Wednesday, August 03rd: I would go to Diani beach, but I felt too drained and weak to go. Instead, I boarded another train back to Nairobi (I was almost late to the train as well). In Nairobi, I shared a hotel room with a beautiful lady I had met on the train. The whole business of Nairobi almost got to me and pushed me even further to terminating my trip earlier than I had planned. It is later after that I discovered that Tanzanians call Nairobi half-London.
Thursday, August 04th: I packed my belongings and got ready to go back to Rwanda.
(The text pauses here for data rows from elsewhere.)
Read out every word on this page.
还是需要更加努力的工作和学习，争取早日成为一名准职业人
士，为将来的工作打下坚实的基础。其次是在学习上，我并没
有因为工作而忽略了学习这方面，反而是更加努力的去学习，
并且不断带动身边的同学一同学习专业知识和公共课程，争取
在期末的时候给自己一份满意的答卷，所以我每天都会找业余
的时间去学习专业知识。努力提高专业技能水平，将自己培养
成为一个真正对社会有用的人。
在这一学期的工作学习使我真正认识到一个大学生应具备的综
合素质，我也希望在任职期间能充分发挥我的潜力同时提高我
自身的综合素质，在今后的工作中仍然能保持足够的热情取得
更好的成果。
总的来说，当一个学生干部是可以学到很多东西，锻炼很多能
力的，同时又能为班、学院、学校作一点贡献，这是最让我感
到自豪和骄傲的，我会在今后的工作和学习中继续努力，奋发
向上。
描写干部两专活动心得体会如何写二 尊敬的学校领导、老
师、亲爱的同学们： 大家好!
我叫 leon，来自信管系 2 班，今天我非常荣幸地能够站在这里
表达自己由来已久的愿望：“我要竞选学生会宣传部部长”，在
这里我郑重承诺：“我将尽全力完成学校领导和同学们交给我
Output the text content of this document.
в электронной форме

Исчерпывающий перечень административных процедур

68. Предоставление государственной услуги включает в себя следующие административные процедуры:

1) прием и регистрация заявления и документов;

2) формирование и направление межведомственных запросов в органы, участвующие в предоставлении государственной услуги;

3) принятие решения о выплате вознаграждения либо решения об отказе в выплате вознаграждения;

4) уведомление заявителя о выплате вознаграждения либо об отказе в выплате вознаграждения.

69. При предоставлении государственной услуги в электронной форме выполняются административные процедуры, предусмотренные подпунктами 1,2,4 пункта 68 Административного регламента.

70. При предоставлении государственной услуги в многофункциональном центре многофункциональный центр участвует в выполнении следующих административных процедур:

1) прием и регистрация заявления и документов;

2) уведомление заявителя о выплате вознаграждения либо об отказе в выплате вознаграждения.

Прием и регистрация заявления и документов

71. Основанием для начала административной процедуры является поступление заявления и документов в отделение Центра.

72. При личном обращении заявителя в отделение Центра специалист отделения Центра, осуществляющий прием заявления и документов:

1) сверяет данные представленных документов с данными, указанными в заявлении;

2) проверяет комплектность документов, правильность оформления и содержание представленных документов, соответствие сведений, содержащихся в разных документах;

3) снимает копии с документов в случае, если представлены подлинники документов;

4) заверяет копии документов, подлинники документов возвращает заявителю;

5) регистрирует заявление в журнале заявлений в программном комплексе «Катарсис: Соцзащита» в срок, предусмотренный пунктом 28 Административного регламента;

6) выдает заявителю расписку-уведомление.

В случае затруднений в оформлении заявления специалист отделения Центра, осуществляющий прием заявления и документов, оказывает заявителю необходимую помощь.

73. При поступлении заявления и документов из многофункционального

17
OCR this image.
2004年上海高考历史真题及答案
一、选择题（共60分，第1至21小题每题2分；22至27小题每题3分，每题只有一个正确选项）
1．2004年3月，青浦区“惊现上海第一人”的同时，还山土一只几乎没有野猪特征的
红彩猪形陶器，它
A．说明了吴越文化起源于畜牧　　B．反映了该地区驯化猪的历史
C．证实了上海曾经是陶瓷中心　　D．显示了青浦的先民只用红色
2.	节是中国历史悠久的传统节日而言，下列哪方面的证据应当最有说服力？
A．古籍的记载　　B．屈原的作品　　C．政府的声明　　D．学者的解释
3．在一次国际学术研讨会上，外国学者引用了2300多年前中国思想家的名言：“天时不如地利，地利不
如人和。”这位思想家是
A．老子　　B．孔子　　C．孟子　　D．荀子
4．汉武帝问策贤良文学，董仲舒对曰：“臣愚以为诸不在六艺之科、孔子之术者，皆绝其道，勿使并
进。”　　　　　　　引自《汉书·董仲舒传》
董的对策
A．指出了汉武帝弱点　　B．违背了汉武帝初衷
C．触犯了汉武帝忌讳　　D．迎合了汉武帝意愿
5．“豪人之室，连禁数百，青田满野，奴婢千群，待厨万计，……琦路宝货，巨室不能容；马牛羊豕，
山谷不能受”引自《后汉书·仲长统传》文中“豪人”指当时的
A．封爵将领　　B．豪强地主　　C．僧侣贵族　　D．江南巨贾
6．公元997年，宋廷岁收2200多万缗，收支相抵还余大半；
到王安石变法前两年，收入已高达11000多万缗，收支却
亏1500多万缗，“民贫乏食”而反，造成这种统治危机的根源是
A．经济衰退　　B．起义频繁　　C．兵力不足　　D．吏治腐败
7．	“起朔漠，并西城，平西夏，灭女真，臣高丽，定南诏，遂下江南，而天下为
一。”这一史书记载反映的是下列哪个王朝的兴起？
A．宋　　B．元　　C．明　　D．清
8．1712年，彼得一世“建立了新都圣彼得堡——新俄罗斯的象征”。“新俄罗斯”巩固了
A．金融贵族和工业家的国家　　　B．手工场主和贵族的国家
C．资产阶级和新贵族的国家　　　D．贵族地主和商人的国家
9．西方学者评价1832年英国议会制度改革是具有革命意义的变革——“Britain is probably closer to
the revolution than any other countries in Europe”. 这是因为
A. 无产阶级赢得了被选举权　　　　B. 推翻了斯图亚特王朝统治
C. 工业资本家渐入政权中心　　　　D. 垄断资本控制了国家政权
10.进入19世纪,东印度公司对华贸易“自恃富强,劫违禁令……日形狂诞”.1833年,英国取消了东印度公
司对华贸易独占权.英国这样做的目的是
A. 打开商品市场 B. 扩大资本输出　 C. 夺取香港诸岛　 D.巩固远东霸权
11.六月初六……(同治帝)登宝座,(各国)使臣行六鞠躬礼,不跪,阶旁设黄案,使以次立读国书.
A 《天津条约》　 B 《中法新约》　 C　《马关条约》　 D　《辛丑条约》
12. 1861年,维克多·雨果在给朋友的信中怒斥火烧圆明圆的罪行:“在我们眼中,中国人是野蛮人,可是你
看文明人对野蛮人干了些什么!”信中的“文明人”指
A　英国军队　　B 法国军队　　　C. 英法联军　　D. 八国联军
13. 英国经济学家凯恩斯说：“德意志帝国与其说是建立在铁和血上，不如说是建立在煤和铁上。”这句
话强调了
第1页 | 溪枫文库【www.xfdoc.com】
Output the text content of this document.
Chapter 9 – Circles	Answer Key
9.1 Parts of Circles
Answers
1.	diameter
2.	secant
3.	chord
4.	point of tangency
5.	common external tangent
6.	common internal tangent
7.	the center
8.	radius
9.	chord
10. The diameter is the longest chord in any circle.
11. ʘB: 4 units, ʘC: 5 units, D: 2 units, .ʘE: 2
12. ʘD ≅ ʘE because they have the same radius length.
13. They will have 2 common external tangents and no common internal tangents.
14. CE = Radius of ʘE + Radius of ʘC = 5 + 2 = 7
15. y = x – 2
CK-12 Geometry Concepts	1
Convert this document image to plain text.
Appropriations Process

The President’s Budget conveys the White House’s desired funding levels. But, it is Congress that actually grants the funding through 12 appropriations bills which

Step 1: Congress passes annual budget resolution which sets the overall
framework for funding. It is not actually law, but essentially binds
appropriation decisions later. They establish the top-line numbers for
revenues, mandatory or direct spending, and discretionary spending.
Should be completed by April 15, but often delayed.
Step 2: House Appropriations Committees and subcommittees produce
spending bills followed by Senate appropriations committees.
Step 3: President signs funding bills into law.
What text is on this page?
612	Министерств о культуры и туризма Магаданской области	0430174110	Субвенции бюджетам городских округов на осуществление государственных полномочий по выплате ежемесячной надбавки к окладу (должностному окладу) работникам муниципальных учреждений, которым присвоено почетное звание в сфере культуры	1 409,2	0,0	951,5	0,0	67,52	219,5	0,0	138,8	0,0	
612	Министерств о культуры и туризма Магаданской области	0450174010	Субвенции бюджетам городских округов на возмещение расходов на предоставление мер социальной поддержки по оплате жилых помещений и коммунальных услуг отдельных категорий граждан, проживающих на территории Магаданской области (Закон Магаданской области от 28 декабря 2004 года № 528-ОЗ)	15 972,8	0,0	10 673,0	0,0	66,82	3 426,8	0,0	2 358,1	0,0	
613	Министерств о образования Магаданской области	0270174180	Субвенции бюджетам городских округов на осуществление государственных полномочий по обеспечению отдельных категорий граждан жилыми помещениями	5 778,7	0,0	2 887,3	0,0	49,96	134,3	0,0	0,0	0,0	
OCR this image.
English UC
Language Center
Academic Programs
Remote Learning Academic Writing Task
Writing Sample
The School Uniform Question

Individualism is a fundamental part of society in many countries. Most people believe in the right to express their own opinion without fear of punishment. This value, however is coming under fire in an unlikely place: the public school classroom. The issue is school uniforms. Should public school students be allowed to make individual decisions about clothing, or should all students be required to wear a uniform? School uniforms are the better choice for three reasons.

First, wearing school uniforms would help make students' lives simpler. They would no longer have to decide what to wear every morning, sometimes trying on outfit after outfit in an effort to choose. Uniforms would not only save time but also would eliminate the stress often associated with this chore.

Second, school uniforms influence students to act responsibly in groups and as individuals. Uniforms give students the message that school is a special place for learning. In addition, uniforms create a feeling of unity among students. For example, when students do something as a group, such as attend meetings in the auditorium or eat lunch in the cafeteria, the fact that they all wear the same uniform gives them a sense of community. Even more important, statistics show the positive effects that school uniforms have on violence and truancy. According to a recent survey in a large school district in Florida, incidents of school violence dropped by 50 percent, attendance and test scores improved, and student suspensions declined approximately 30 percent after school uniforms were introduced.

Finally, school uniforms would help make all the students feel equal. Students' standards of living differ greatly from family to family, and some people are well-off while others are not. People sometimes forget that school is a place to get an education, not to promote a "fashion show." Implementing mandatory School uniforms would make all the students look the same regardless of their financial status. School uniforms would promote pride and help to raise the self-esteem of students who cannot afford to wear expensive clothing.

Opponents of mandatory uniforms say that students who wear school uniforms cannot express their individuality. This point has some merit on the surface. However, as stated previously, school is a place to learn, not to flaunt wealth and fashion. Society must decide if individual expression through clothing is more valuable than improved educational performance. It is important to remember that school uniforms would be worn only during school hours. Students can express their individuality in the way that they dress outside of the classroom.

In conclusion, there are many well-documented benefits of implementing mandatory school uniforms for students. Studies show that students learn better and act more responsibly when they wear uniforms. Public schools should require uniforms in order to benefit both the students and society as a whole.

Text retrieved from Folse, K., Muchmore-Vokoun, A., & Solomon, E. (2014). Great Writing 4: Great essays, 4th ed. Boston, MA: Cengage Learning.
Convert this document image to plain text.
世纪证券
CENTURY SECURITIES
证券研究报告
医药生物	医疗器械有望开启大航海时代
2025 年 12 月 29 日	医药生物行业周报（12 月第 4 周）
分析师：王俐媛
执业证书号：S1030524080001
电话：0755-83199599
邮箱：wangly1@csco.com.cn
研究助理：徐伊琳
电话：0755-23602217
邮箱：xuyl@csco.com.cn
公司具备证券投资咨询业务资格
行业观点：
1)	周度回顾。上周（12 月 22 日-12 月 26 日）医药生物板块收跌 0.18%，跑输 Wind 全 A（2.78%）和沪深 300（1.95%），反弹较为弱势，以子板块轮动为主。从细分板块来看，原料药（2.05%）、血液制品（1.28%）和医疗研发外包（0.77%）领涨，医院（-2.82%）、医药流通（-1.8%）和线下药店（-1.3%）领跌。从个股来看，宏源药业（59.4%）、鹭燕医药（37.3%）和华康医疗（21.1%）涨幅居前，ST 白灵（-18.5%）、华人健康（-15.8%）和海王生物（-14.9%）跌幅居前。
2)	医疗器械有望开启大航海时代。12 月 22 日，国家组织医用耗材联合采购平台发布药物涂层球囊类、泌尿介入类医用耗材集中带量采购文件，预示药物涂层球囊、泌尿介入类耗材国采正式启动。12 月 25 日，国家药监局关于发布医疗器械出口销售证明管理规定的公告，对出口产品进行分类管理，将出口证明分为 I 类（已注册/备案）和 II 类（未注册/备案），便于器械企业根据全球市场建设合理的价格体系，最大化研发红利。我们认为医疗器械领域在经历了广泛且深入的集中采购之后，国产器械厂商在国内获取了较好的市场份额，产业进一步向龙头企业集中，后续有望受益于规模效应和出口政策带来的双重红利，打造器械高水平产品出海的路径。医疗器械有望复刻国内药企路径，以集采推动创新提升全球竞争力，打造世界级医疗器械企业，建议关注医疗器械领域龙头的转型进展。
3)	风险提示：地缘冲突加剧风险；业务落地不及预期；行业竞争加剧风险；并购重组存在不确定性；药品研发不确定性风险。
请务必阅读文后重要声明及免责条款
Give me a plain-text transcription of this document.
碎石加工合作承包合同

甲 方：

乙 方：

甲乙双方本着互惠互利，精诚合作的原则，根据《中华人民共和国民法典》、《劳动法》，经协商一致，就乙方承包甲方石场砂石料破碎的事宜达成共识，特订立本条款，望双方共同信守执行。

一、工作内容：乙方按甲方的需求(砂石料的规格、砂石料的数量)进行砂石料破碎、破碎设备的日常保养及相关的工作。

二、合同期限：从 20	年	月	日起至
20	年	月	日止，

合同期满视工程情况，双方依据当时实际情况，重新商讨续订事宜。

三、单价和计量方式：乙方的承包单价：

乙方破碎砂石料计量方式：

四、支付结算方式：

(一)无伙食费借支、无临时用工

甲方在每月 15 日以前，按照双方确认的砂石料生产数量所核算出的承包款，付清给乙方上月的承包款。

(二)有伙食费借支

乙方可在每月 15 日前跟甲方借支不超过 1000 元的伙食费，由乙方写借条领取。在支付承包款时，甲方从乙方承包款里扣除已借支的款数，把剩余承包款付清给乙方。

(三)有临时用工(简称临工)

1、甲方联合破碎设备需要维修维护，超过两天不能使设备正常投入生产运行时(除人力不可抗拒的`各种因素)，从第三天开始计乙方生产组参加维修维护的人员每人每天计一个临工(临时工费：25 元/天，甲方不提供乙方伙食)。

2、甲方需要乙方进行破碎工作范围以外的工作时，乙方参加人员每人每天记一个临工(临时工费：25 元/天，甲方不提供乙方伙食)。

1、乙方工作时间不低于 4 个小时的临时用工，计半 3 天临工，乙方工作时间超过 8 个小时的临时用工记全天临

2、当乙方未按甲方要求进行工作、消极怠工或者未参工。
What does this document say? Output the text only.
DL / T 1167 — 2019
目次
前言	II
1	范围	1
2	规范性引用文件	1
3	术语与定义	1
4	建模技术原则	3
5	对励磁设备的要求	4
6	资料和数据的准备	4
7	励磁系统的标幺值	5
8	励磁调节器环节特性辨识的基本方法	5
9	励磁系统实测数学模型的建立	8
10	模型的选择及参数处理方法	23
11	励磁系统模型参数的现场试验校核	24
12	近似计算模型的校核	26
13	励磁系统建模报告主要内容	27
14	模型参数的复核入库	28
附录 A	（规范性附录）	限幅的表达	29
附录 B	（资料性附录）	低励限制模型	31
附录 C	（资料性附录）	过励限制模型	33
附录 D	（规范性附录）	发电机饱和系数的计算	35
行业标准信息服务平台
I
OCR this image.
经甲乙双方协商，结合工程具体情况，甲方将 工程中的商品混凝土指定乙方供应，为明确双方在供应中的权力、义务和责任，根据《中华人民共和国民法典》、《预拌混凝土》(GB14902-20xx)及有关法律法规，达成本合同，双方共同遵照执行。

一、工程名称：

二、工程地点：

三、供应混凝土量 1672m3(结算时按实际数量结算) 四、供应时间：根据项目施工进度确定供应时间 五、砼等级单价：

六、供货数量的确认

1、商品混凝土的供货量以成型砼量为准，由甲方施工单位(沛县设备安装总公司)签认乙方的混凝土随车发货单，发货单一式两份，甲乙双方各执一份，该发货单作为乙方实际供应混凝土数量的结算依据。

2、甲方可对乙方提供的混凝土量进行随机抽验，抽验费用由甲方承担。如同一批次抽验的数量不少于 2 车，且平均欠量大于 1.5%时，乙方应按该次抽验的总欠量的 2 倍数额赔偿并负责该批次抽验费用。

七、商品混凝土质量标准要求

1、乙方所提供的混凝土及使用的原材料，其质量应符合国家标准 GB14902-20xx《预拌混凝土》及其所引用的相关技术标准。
The drive didn't feel as long as it had been before, despite the fact that we were in Mbarara for almost an hour on our way back as well as some hours at the Rwandan border as well. I later realized that it was the strictest border we had crossed and people dreaded it.
Friday, August 05th: the moment I saw the bright city lights twinkling together, I knew I was back in Kigali. Back home. I didn't know exactly how to feel.
Kenya gave me beautiful experiences with people who were so willing to help me—contrary to what I had been warned about. I had also experienced the business and ruthlessness of the people, especially in Nairobi, and I had seen so much earth stretch in front of me. I felt renewed a bit.
In a nutshell, I believe that traveling is good for the soul, and most of my time went to traveling rather than sightseeing. I learned to always have a backup of everything and to always be cautious but considerate as well. You never know when or who might need it along the way.
Oh, also, you don't have to be too rich to travel, but don't attempt it if you're too broke either!